Kontribusi Muslim terhadap Kemajuan Eropa

Ketika  mencari tulisan tentang wayang Dewi Ratih, aku menemukan tulisan yang kutulis ketika aku mengikuti kelas mata kuliah Ikhtisar Sejarah Kebudayaan Arab. Tulisan ini mengingatkanku bahwa Islam pernah berjaya dan memberikan pengaruh yang signifikan terhadap perkembangan ilmu pengetahuan dan kehidupan sosial masyarakat Eropa yang saat itu sedang berada dalam Masa Kegelapan. Tulisan ini sudah mengalami proses edit ulang.

Pada akhir abad ke-11, orang Kristen mulai berjalan ke Suriah untuk merebut kekuasaan umat Islam. Pada saat itu, masyarakat muslim tengah berada pada perpecahan dan pertikaian. Perang Salib menggambarkan reaksi orang Kristen di Eropa terhadap muslim di Asia yang telah menyerang dan menguasai wilayah Kristen sejak 632, tidak hanya di Suriah dan Asia Kecil, tetapi juga di Spayol dan Sisilia.

Dalam bukunya, Hitti menyebutkan bahwa ada berbagai hal yang menyebabkan Perang Salib, di antaranya adalah kecenderungan gaya hidup nomaden dan militeristik suku-suku Teutonik-Jerman yang telah mengubah peta Eropa sejak mereka measuki babak sejarah; perusakan Makam Suci milik gereja, tempat ziarah ribuan orang Eropa yang kuncinya telah diserahkan kepada Charlemagne pada 800 M dengan berkah dari Uskup Yerussalem oleh Al-Hakim; dan sebab utama Perang Salib adalah permohonan Kaisar Alexius Comnesus kepada Paus Urban II pada 1095 untuk membantunya. Hal itu disebabkan karena daerah kekuasaan Kaisar Alexius Comnesus di Asia telah diserang oleh Bani Saljuk di sepanjang pesisir Marmora. Serangan Islam tersebut mengancam kekuasaan Konstantinopel. Paus memandang permohonan tersebut sebagai sarana untuk menyatukan kembali Gereja Yunani dan Gereja Roma yang terpecah sejak 1009.

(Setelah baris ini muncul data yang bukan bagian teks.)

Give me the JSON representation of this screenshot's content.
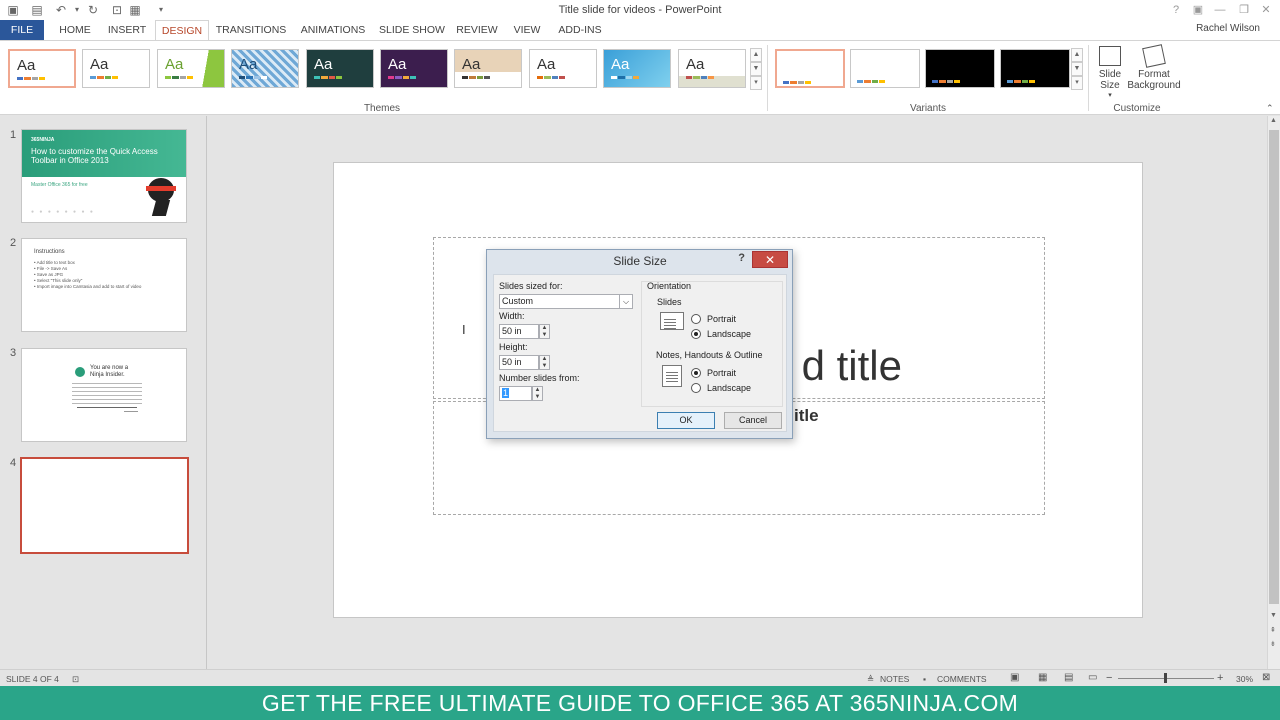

Kemudian, Paus menyampaikan pidato di Clermont dan memerintahkan orang Kristen agar “Memasuki lingkungan Makam Suci, merebutnya dari orang jahat dan menyerahkan kembali kepada mereka”. Orang yang hadir meneriakkan Deus Vult (Tuhan Menghendaki). Pada 1097, berbondong –bondong orang Franka, Norman, dan rakyat biasa menyambut seruan untuk berkumpul di Konstantinopel. Saat itulah, genderang Perang Salib dibunyikan.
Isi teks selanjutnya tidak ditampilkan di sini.